Le grand événement de 1830 ne changea pas d’abord cet état de choses dans ses élémens essentiels. Seulement il accentua davantage tous les sentimens auxquels il venait répondre. Il donna en tout pays plus de vivacité, çà et là plus de liberté à l’expression des vœux ou des volontés populaires ; mais l’ensemble des choses fondé en 1815 subsistait en majeure partie. Vainement l’esprit qui l’avait établi était forcé de reculer sur quelques points, vainement la liberté, avec le drapeau tricolore et une dynastie nouvelle à Paris, la réforme à Londres, la révolution en Belgique, en Espagne, ailleurs encore, montrait à tous que le courant avait changé. Nicolas régnait à Pétersbourg et Metternich à Vienne ; la Prusse sauvant par ses complaisances envers la Russie ses jalousies contre l’Autriche, la confédération inerte, vaniteuse et craintive, l’Italie diversement opprimée, disaient assez qu’on ne pouvait rien espérer de décisif tant qu’une secousse inattendue ne viendrait pas montrer à l’ébranlement de l’édifice qu’il n’était pas éternel. Néanmoins, sauf quelque accident perturbateur, il pouvait se tenir debout longtemps encore, car la France, seule tentée d’y porter atteinte, ne pouvait se laisser soupçonner d’y penser, sans rallier contre elle presque tous ses anciens ennemis et donner l’alerte à toutes les sentinelles préposées à la garde de tous les anciens régimes. Il fallait des années pour rompre le charme qui la retenait encore dans l’isolement et briser les derniers nœuds des anciennes coalitions.
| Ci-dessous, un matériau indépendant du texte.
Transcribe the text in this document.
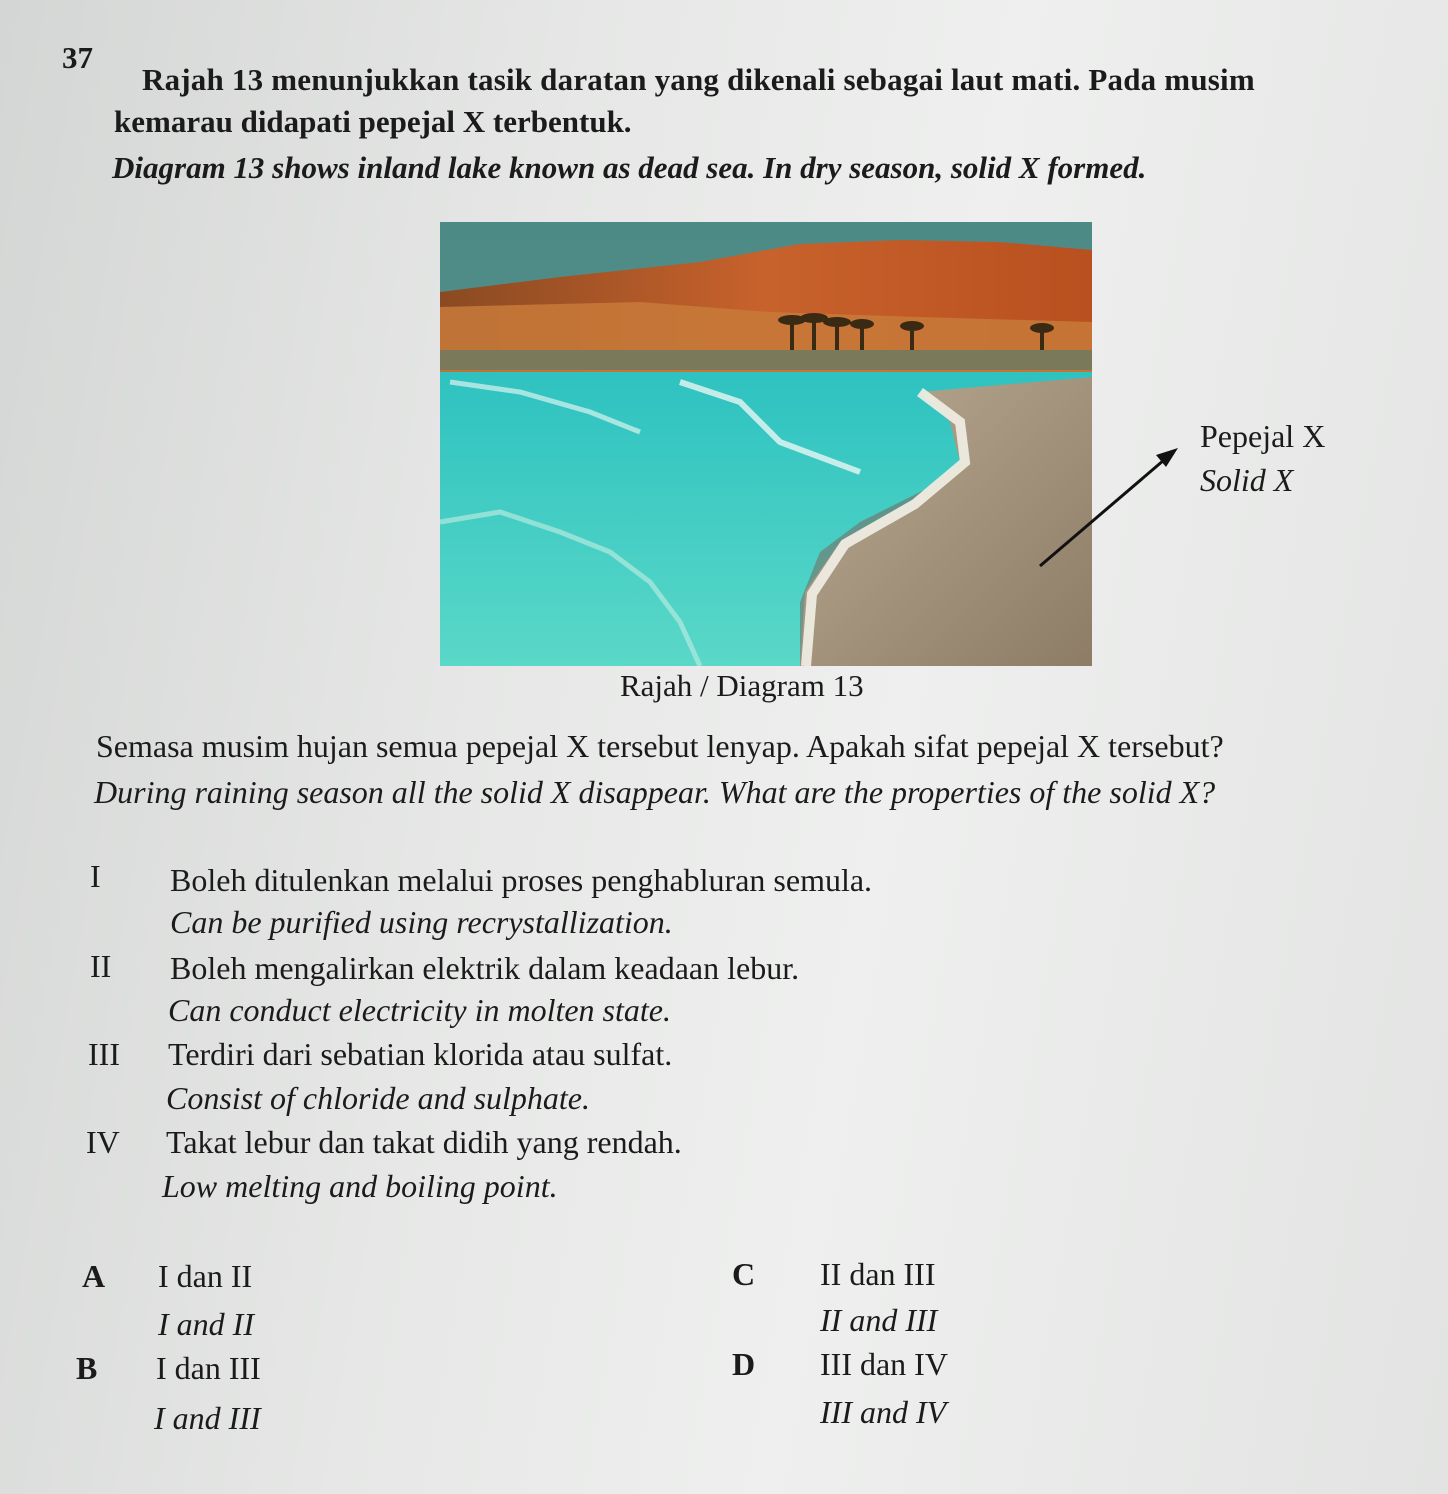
37
Rajah 13 menunjukkan tasik daratan yang dikenali sebagai laut mati. Pada musim
kemarau didapati pepejal X terbentuk.
Diagram 13 shows inland lake known as dead sea. In dry season, solid X formed.
Pepejal X
Solid X
Rajah / Diagram 13
Semasa musim hujan semua pepejal X tersebut lenyap. Apakah sifat pepejal X tersebut?
During raining season all the solid X disappear. What are the properties of the solid X?
I Boleh ditulenkan melalui proses penghabluran semula.
Can be purified using recrystallization.
II Boleh mengalirkan elektrik dalam keadaan lebur.
Can conduct electricity in molten state.
III Terdiri dari sebatian klorida atau sulfat.
Consist of chloride and sulphate.
IV Takat lebur dan takat didih yang rendah.
Low melting and boiling point.
A I dan II
I and II
B I dan III
I and III
C II dan III
II and III
D III dan IV
III and IV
Le temps en effet ne cessait pas de faire son travail insensible. Par des gradations peu apparentes, il amène un déplacement de forces et d’idées qu’une sagacité supérieure aperçoit avant même qu’aucun fait saillant n’en porte témoignage. Souvent l’opinion publique s’en avise avant les gouvernemens. C’est ainsi qu’au commencement de l’année 1847 on a pu reconnaître les symptômes de quelque crise prochaine. « Les événemens mûrissaient, » comme dit Montesquieu, et il était visible que la stabilité relative de l’ordre européen touchait à son terme. Malheureusement le monde, à cette époque comme à tant d’autres, chercha en vain quelques-uns de ces hommes nés pour devancer les faits particuliers en observant les faits généraux. La prudence humaine, dans une humble inaction, laissa la lumière fortuite d’un accident brutal éclairer soudainement la scène politique.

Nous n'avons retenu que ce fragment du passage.